Kebijakan-kebijakan yang diusulkan di sini akan lebih efektif dan lebih murah jika diterapkan bersama dengan negara-negara lain. Idealnya, hal ini dilakukan atas dasar kerja sama, dengan Amerika Serikat dan negara-negara industri maju lainnya bekerja sama untuk menerapkan tarif bersama terhadap ekspor Tiongkok tertentu, berbagi data, dan mengembangkan teknik penelusuran konten.
Apa yang saya jelaskan di tempat lain sebagai a koalisi pertahanan perdagangan dapat ditingkatkan dengan koordinasi yang lebih erat dalam pengendalian ekspor dan penyaringan investasi, serta langkah-langkah lainnya. Daripada meniru upaya satu sama lain, anggota koalisi juga dapat berkolaborasi dalam mengembangkan sumber pasokan bersama mineral penting dan barang penting lainnya.
Jika negara-negara sahabat enggan bertindak untuk melindungi pasar mereka sendiri, Washington dapat menggunakan teknik yang lebih koersif, termasuk menepati janji Trump untuk mengenakan pajak terhadap ekspor sekutunya dan juga Tiongkok. Mengingat rekam jejak dan reputasinya sebagai orang yang antusias terhadap tarif, ancaman semacam ini mungkin akan membuahkan hasil. Namun hal ini juga dapat memicu pembalasan dan menempatkan Amerika Serikat pada posisi yang harus berperang dalam perang dagang melawan sekutu tradisionalnya dan lawan paling berbahayanya.

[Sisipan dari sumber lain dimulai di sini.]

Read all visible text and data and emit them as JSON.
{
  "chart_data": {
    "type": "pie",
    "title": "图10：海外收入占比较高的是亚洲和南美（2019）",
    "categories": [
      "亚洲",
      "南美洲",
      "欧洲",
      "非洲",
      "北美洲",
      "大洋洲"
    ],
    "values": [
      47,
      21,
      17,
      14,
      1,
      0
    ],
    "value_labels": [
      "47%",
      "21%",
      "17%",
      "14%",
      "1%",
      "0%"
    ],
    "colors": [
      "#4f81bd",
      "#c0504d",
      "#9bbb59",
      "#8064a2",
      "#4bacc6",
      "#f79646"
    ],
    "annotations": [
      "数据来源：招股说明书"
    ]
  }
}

Terlepas dari tindakan apa pun yang diambil Trump terhadap sekutu dan mitra dagang utama AS, penerapan tarif yang tinggi terhadap Tiongkok masih dapat memberikan tekanan pada mereka untuk mematuhi kebijakan tersebut. Dengan terbatasnya akses ke pasar AS, sebagian besar ekspor Tiongkok akan meningkat permainan berakhir ke negara-negara lain, sehingga mempercepat terkikisnya kapasitas industri mereka dan mungkin memaksa mereka untuk bertindak demi membela diri.
Namun masalah yang dihadapi negara-negara sekutu demokratis atau penerapan kebijakan unilateral yang mengancam kepentingan mereka adalah bahwa meskipun kebijakan tersebut memaksa negara untuk patuh, metode tersebut dapat menimbulkan kepahitan, ketidakpercayaan, dan perlawanan. Hal ini akan mempersulit upaya untuk mencapai kerja sama dalam aspek-aspek lain dari tantangan Tiongkok dan memudahkan Beijing untuk membuat perpecahan antara Amerika Serikat dan negara-negara yang berpikiran sama, mungkin membuat beberapa negara tersebut semakin dekat dengan orbitnya sendiri.
Alih-alih memimpin koalisi, Washington justru akan terisolasi dan dirugikan dalam perjuangan yang semakin meningkat untuk membentuk kembali perekonomian global.